King v. Burwell: SCOTUS decision could change everything--or nothing

Across the web, experts and pundits debate meaning of the case, possible outcomes of ruling

On Friday, the Supreme Court announced it would hear the case of King v. Burwell, which challenges the legality of federal insurance subsidies. At issue is whether Congress intended to allow subsidies for consumers shopping on the federal health insurance exchange in addition to state-run marketplaces.

Around the Web, reaction to the news was mixed, with arguments ranging from "this could change everything" to "this is not big deal."

On the "change everything" end of the spectrum, many news outlets and pundits are already mourning the loss of healthcare reform. A New Republic headline proclaims: "The Supreme Court is now a death panel."

It cites as an example those who used their new coverage to finance life-saving treatments that would leave them in need of chronic care for the rest of their lives. "Take away the health law, and most of these organ transplant recipients and other patients would have become unable to afford their medications, and some of them would die."

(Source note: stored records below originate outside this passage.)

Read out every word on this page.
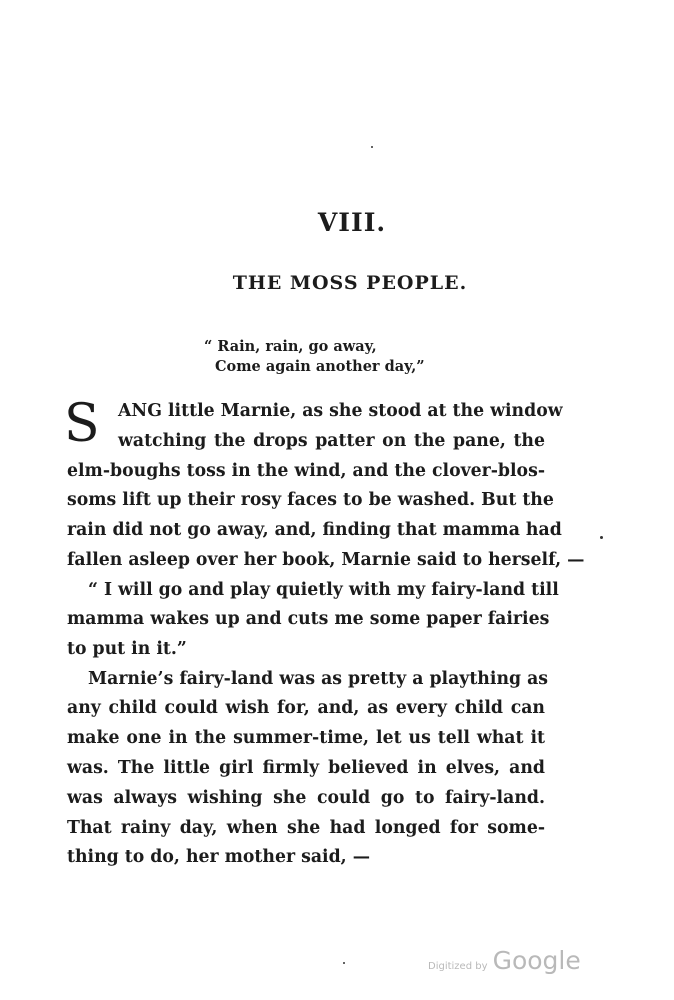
VIII.
THE MOSS PEOPLE.
“ Rain, rain, go away,
Come again another day,”
S ANG little Marnie, as she stood at the window
watching the drops patter on the pane, the
elm-boughs toss in the wind, and the clover-blos-
soms lift up their rosy faces to be washed. But the
rain did not go away, and, finding that mamma had
fallen asleep over her book, Marnie said to herself, —
“ I will go and play quietly with my fairy-land till
mamma wakes up and cuts me some paper fairies
to put in it.”
Marnie’s fairy-land was as pretty a plaything as
any child could wish for, and, as every child can
make one in the summer-time, let us tell what it
was. The little girl firmly believed in elves, and
was always wishing she could go to fairy-land.
That rainy day, when she had longed for some-
thing to do, her mother said, —
Digitized by Google
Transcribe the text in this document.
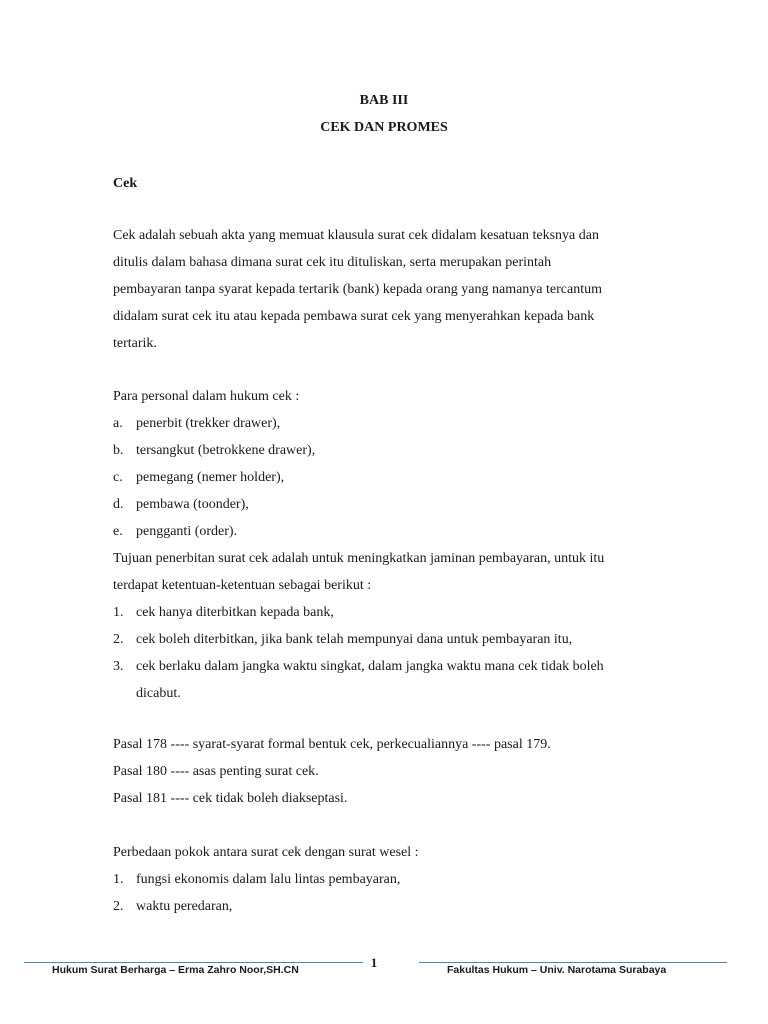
BAB III
CEK DAN PROMES
Cek
Cek adalah sebuah akta yang memuat klausula surat cek didalam kesatuan teksnya dan
ditulis dalam bahasa dimana surat cek itu dituliskan, serta merupakan perintah
pembayaran tanpa syarat kepada tertarik (bank) kepada orang yang namanya tercantum
didalam surat cek itu atau kepada pembawa surat cek yang menyerahkan kepada bank
tertarik.
Para personal dalam hukum cek :
a. penerbit (trekker drawer),
b. tersangkut (betrokkene drawer),
c. pemegang (nemer holder),
d. pembawa (toonder),
e. pengganti (order).
Tujuan penerbitan surat cek adalah untuk meningkatkan jaminan pembayaran, untuk itu
terdapat ketentuan-ketentuan sebagai berikut :
1. cek hanya diterbitkan kepada bank,
2. cek boleh diterbitkan, jika bank telah mempunyai dana untuk pembayaran itu,
3. cek berlaku dalam jangka waktu singkat, dalam jangka waktu mana cek tidak boleh
dicabut.
Pasal 178 ---- syarat-syarat formal bentuk cek, perkecualiannya ---- pasal 179.
Pasal 180 ---- asas penting surat cek.
Pasal 181 ---- cek tidak boleh diakseptasi.
Perbedaan pokok antara surat cek dengan surat wesel :
1. fungsi ekonomis dalam lalu lintas pembayaran,
2. waktu peredaran,
Hukum Surat Berharga – Erma Zahro Noor,SH.CN	1	Fakultas Hukum – Univ. Narotama Surabaya
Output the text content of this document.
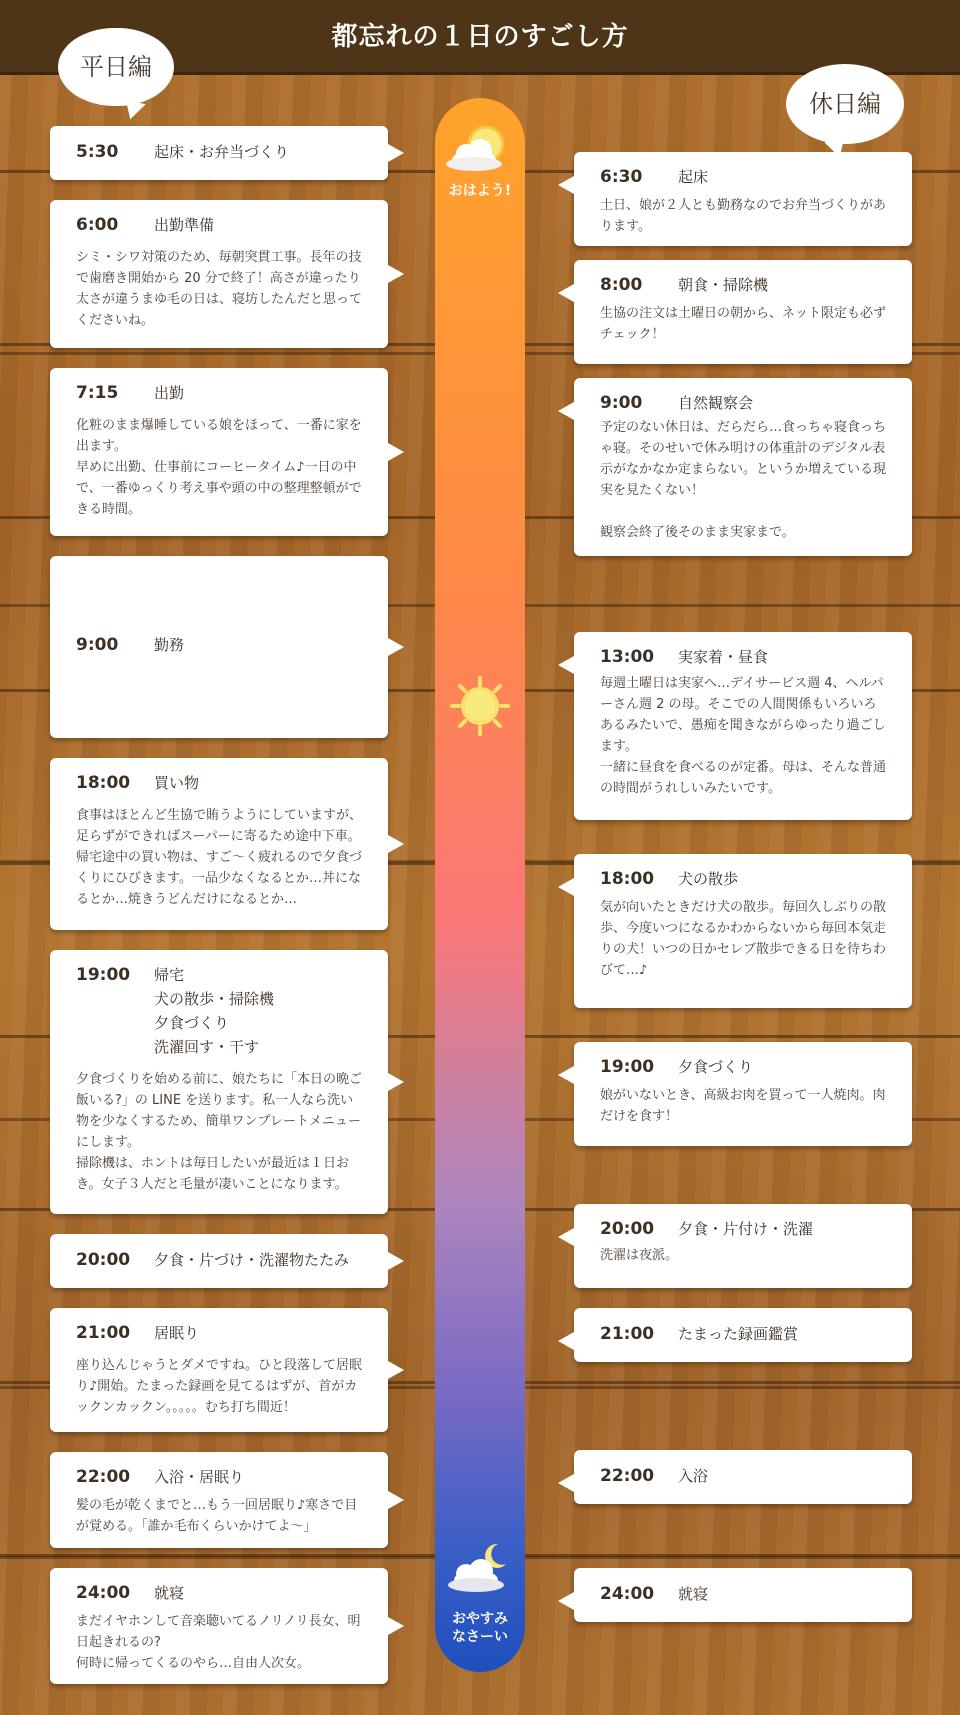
都忘れの１日のすごし方
平日編
休日編
おはよう!
おやすみ
なさーい
5:30	起床・お弁当づくり
6:00	出勤準備
シミ・シワ対策のため、毎朝突貫工事。長年の技で歯磨き開始から 20 分で終了！高さが違ったり太さが違うまゆ毛の日は、寝坊したんだと思ってくださいね。
7:15	出勤
化粧のまま爆睡している娘をほって、一番に家を出ます。
早めに出勤、仕事前にコーヒータイム♪一日の中で、一番ゆっくり考え事や頭の中の整理整頓ができる時間。
9:00	勤務
18:00	買い物
食事はほとんど生協で賄うようにしていますが、足らずができればスーパーに寄るため途中下車。帰宅途中の買い物は、すご～く疲れるので夕食づくりにひびきます。一品少なくなるとか…丼になるとか…焼きうどんだけになるとか…
19:00	帰宅
犬の散歩・掃除機
夕食づくり
洗濯回す・干す
夕食づくりを始める前に、娘たちに「本日の晩ご飯いる?」の LINE を送ります。私一人なら洗い物を少なくするため、簡単ワンプレートメニューにします。
掃除機は、ホントは毎日したいが最近は１日おき。女子３人だと毛量が凄いことになります。
20:00	夕食・片づけ・洗濯物たたみ
21:00	居眠り
座り込んじゃうとダメですね。ひと段落して居眠り♪開始。たまった録画を見てるはずが、首がカックンカックン。。。。。むち打ち間近！
22:00	入浴・居眠り
髪の毛が乾くまでと…もう一回居眠り♪寒さで目が覚める。「誰か毛布くらいかけてよ～」
24:00	就寝
まだイヤホンして音楽聴いてるノリノリ長女、明日起きれるの?
何時に帰ってくるのやら…自由人次女。
6:30	起床
土日、娘が２人とも勤務なのでお弁当づくりがあります。
8:00	朝食・掃除機
生協の注文は土曜日の朝から、ネット限定も必ずチェック！
9:00	自然観察会
予定のない休日は、だらだら…食っちゃ寝食っちゃ寝。そのせいで休み明けの体重計のデジタル表示がなかなか定まらない。というか増えている現実を見たくない！

観察会終了後そのまま実家まで。
13:00	実家着・昼食
毎週土曜日は実家へ…デイサービス週 4、ヘルパーさん週 2 の母。そこでの人間関係もいろいろあるみたいで、愚痴を聞きながらゆったり過ごします。
一緒に昼食を食べるのが定番。母は、そんな普通の時間がうれしいみたいです。
18:00	犬の散歩
気が向いたときだけ犬の散歩。毎回久しぶりの散歩、今度いつになるかわからないから毎回本気走りの犬！いつの日かセレブ散歩できる日を待ちわびて…♪
19:00	夕食づくり
娘がいないとき、高級お肉を買って一人焼肉。肉だけを食す！
20:00	夕食・片付け・洗濯
洗濯は夜派。
21:00	たまった録画鑑賞
22:00	入浴
24:00	就寝
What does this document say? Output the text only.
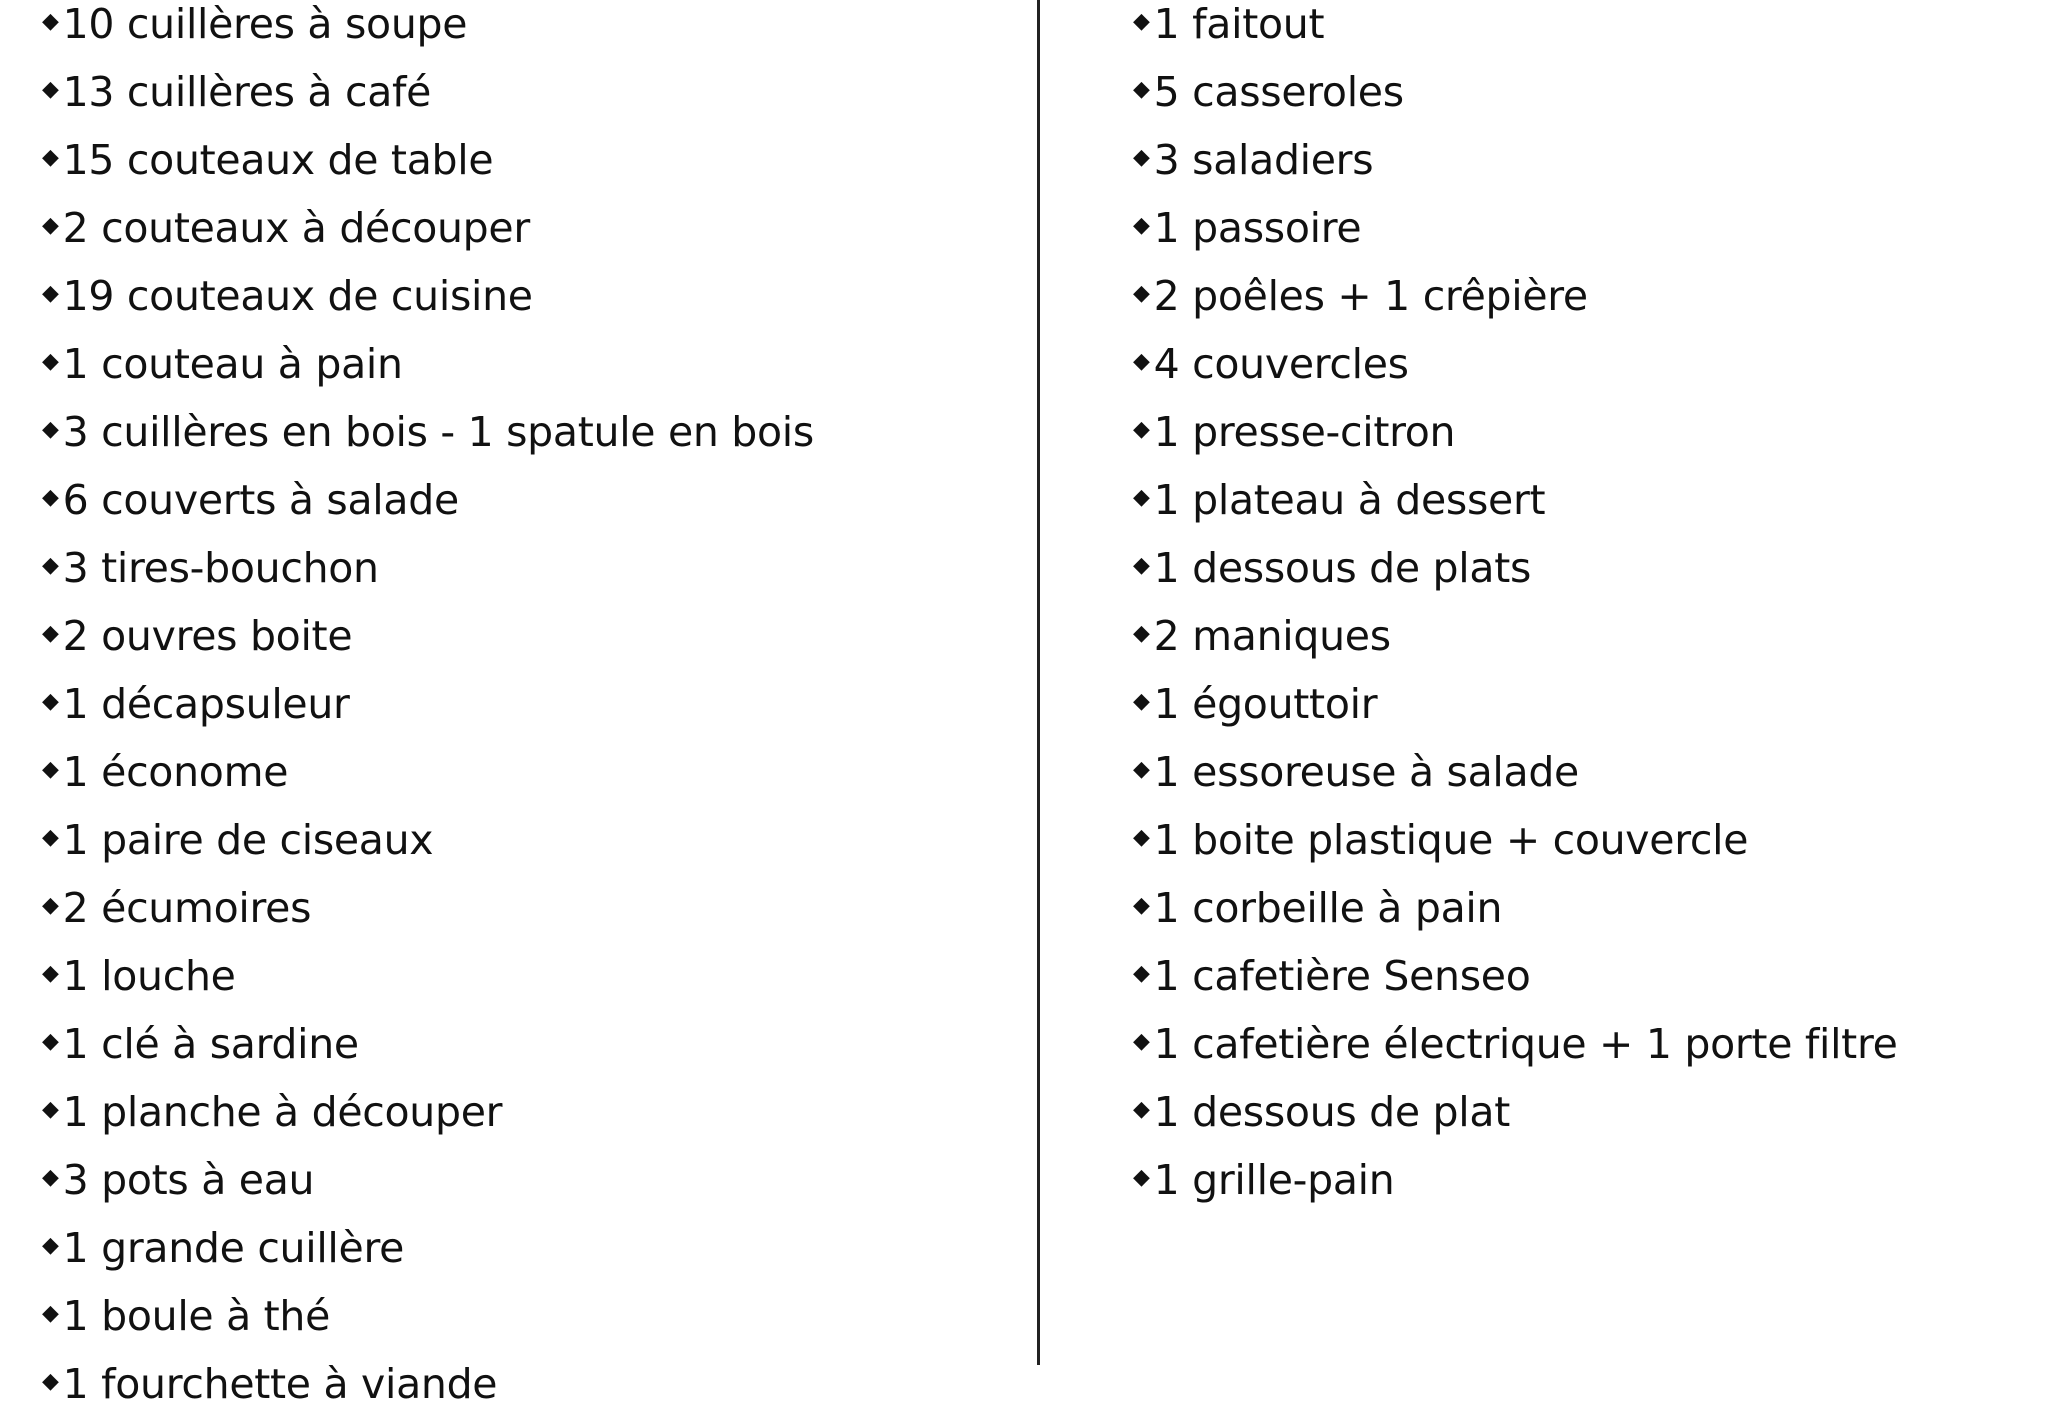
◆10 cuillères à soupe
◆13 cuillères à café
◆15 couteaux de table
◆2 couteaux à découper
◆19 couteaux de cuisine
◆1 couteau à pain
◆3 cuillères en bois - 1 spatule en bois
◆6 couverts à salade
◆3 tires-bouchon
◆2 ouvres boite
◆1 décapsuleur
◆1 économe
◆1 paire de ciseaux
◆2 écumoires
◆1 louche
◆1 clé à sardine
◆1 planche à découper
◆3 pots à eau
◆1 grande cuillère
◆1 boule à thé
◆1 fourchette à viande
◆1 faitout
◆5 casseroles
◆3 saladiers
◆1 passoire
◆2 poêles + 1 crêpière
◆4 couvercles
◆1 presse-citron
◆1 plateau à dessert
◆1 dessous de plats
◆2 maniques
◆1 égouttoir
◆1 essoreuse à salade
◆1 boite plastique + couvercle
◆1 corbeille à pain
◆1 cafetière Senseo
◆1 cafetière électrique + 1 porte filtre
◆1 dessous de plat
◆1 grille-pain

Los Angeles Times analysis raises concerns that striking down subsidies would widen the gap between health insurance haves and have-nots. "If the Supreme Court rules against federal subsidies in the 36 non-exchange states and those states don't respond, the second class will fall further behind the rest of the country," writes Michael Hiltzik.

Other news outlets attempted to soothe pro-reformers' fears.

Over at Slate, for example, the clever headline "Obamacare is doomed! Everybody panic!" was followed up with the more reassuring subhead: "Not so fast, progressives. It's far from a sure thing that the Supreme Court will destroy the Affordable Care Act." The article argues that if the court strikes down subsidies, it will push more states into the "Obamacare fold."

"There's going to be a lot of pushback to yanking the subsidies out of the hands of the 4.6 million people that are already getting them," the article notes. "There is a difference between denying a benefit you never experienced and taking away a benefit that made your life immeasurably better for a brief period of time. If the court sides with the challengers, it is going to put pressure on the states that opted out of creating an exchange for ideological reasons to do something to ensure that those who can't afford it can get insurance."

Similarly, another New Republic article offers up eight reasons to "stop freaking out about the Supreme Court's next Obamacare case."